The Nero has another face -- to some Mr. Modi represents the face of economic prosperity. To his credit, sweeping economic reforms, indeed, have contributed to the economic development of Gujarat. Despite his tainted past, the lure of corporate jobs, the promise of economic reform through the high-on-rhetoric but low-on-detail speeches, and the culture of hero worshiping prevalent in India, have earned him the support of India's middle classes, who have idolized him into a demigod. The standard rebuttal, to the slightest hint of uncomfortableness with Modi's demigod status, from the ardent devotees of NaMo, is the 1984 riots sponsored by the then-ruling Congress (as though two wrongs make a right) or the so called "clean chit" given to Mr. Modi by the Indian Judiciary (which has a pitiably low record of convicting politicians). Are India's educated elite, that form the core of Modi's support base, really so naive to believe that Narendra Modi's behavior was not even supine, let alone complicit, despite, an Indian Supreme Court judge calling him a Nero, conviction of his cabinet colleagues for their role in the riots, his top police officers being involved in fake encounters and the U.S. taking the unprecedented step of denying entry to an Indian Chief Minister? (Shamefully, the U.S., not wanting to sever tries with a rising economy like India is now seeking to make peace with Modi, the very man it had earlier accused of a genocide in an attempt to project itself as a champion of religious freedom.) Perhaps a decade of communal (Muslim vote bank appeasing) policies and mis-governance by the incumbent Congress has rendered the middle classes callous to even the ghastliness of a pogrom.
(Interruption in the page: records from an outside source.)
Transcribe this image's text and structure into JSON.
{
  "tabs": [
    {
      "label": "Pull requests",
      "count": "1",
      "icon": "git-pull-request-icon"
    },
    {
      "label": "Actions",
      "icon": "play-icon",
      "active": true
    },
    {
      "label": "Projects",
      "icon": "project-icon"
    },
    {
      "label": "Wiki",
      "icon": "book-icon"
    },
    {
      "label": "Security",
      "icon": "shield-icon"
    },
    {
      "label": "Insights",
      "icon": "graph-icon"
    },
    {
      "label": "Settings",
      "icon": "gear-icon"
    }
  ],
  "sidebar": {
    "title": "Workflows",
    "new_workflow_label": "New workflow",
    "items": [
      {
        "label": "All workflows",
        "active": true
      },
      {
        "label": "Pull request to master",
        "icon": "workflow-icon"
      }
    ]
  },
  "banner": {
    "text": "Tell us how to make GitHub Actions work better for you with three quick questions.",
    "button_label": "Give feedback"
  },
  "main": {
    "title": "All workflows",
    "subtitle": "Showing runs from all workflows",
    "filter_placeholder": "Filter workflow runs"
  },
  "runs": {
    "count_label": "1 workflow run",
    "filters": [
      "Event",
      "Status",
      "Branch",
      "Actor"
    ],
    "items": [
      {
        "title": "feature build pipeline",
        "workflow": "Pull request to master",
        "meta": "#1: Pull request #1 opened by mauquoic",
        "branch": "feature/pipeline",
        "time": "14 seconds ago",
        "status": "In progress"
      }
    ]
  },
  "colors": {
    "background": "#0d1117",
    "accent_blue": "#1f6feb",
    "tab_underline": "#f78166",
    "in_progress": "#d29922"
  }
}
India's libertarians fear that Modi's allegiance to fascist organizations means a blow to personal liberty and dissent. After all, ever since the political climate became favorable to the BJP, it has become impossible to not notice the extreme intolerance of the pro-Modi fundamentalists -- from browbeating Penguin publishers into taking Wendy Doniger's controversial book off circulation to encouraging sedition charges against a few Kashmiri students for cheering for a Pakistani cricket team. For India's sexual minorities, BJP's rise to power is a nightmare come true. After India's top court re-criminalized homosexuality as a crime (a technicality that overturned a lower court judgement decriminalizing the colonial law), the BJP, despite enjoying the support of the middle classes which disapprove the judgement, shockingly supports the court's ruling. Is the BJP seeking to trade personal freedom for a lukewarm economic reform?

It is unfortunate that the land of Gandhi and Buddha will be headed by a man of such hate. We can only hope Mr. Modi will realize that his success as the Prime Minister of India depends on his ability to represent all of the country's people.